# krcflib
Original: [aws/random-cut-forest-by-aws](https://github.com/aws/random-cut-forest-by-aws)
A Rust implementation of the Random Cut Forest (RCF) algorithm for anomaly detection, forecasting, and data analysis on streaming data. Random Cut Forests are a form of unsupervised machine learning that can detect anomalous data points within a dataset.
This library provides a flexible and efficient implementation of RCF, suitable for multi-dimensional data streams.
## Features
- **Anomaly Detection:** Assigns an anomaly score to each data point.

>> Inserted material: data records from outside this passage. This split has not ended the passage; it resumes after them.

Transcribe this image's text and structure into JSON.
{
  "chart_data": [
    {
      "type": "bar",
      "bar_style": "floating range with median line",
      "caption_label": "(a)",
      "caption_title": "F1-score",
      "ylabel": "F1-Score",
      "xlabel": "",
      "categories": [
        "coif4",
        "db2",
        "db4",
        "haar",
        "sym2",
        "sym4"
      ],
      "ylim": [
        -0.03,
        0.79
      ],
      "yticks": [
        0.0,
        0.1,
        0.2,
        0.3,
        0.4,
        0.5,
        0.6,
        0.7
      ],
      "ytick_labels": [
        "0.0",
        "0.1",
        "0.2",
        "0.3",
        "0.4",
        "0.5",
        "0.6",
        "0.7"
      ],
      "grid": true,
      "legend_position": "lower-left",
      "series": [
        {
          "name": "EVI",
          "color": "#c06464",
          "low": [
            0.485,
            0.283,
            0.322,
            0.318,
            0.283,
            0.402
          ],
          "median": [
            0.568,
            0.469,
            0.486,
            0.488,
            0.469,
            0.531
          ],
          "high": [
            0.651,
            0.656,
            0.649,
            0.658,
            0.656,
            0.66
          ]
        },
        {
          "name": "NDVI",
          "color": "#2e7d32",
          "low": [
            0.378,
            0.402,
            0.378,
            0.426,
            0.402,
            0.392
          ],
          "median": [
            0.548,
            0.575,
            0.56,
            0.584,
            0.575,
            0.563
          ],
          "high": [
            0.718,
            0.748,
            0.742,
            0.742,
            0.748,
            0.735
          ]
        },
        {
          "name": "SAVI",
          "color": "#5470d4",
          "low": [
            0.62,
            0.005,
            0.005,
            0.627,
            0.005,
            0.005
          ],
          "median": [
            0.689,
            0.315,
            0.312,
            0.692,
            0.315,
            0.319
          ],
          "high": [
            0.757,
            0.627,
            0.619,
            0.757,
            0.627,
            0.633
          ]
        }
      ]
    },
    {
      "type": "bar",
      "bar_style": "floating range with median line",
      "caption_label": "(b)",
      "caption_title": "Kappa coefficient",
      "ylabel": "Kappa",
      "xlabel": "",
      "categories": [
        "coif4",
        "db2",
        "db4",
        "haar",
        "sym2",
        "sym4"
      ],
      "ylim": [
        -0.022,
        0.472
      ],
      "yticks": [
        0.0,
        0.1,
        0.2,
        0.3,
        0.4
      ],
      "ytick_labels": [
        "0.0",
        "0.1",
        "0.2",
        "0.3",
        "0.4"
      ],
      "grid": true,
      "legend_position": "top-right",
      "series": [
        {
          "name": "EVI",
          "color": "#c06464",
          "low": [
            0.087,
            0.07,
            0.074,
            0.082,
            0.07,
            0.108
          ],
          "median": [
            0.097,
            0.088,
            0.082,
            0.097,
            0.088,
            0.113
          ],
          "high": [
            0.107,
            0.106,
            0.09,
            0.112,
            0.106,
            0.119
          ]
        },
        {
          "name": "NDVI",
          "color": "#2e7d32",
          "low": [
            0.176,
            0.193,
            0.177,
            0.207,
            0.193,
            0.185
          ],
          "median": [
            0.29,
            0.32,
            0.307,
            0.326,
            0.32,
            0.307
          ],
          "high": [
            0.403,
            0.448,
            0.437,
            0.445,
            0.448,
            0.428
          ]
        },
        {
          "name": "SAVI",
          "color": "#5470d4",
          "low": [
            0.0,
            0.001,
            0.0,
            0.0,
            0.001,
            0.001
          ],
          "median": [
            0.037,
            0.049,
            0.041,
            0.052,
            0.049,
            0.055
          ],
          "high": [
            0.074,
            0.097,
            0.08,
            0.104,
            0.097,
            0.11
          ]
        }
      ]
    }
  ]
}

Higher scores indicate a higher likelihood of being an anomaly.
- **Streaming Data:** Designed to work with continuous data streams, updating the model as new data arrives.
- **Multi-dimensional Data:** Handles data with multiple features.
- **Imputation/Extrapolation:** Can be used to predict missing values or forecast future values.
- **Configurable:** Allows tuning of various parameters like the number of trees, tree capacity (shingle size), and time decay to suit different data characteristics.
## Usage
Here is a basic example of how to use `krcflib` to detect anomalies in a multi-dimensional dataset.
First, add `krcflib` to your `Cargo.toml`:
```toml
[dependencies]
krcflib = "4.0.0" # Replace with the desired version
rand = "0.9"
rand_chacha = "0.9"
```
Then, you can use it in your code like this:
(note: package name is `krcflib`, but you should import it as `rcflib`)
```rust
use rand::prelude::*;
use rand_chacha::ChaCha20Rng;
use rcflib::common::multidimdatawithkey;
use rcflib::rcf::RCFBuilder;
fn main() {
// Define the parameters for the forest
let shingle_size = 8;
let base_dimension = 5;
let data_size = 100000;
let number_of_trees = 30;
let capacity = 256;
let time_decay = 0.1 / capacity as f64;
// Build the Random Cut Forest
let mut forest = RCFBuilder::new(base_dimension, shingle_size)
.tree_capacity(capacity)
.number_of_trees(number_of_trees)
.random_seed(17)
.parallel_enabled(false)
.internal_shingling(true)
.time_decay(time_decay)
.build_default()
.unwrap();
// Generate some sample multi-dimensional data
let mut rng = ChaCha20Rng::seed_from_u64(42);
let mut amplitude = Vec::new();
for _i in 0..base_dimension {
amplitude.push((1.0 + 0.2 * rng.gen::<f32>()) * 60.0);
}
let data_with_key = multidimdatawithkey::MultiDimDataWithKey::multi_cosine(
data_size,
&vec![60; base_dimension],
&litude,
5.0, // noise
0,
base_dimension,
)
.unwrap();
// Process the data through the forest
for i in 0..data_with_key.data.len() {
// Get the anomaly score for the current point
let score = forest.score(&data_with_key.data[i]).unwrap();
// Update the forest with the new point
forest.update(&data_with_key.data[i], 0).unwrap();
}
println!("Successfully processed {} data points.", forest.entries_seen());
println!("Final PointStore size: {}", forest.point_store_size());
println!("Total size of the forest: {} bytes (approx)", forest.size());
}
```
### Explanation
1. **`RCFBuilder`**: This is the main entry point for creating a `RandomCutForest`. It allows you to configure the forest's parameters.
- `base_dimension`: The number of features in your data.
- `shingle_size`: The number of recent data points to consider together as a single point in the forest. This is useful for detecting anomalies in time-series data. If you are not using time-series data, you can set this to 1.
- `number_of_trees`: The number of trees in the forest. More trees can lead to more accurate results but will increase memory usage and processing time.
- `tree_capacity`: The maximum number of points stored in each tree.
- `time_decay`: A parameter that determines how much weight is given to older points. A non-zero value helps the model adapt to changing data patterns.
2. **`score()`**: This method takes a data point and returns an anomaly score. The score is a measure of how much the new point deviates from the patterns learned by the forest.
3. **`update()`**: This method adds a new data point to the forest, updating the trees. This allows the model to learn from the new data and adapt over time.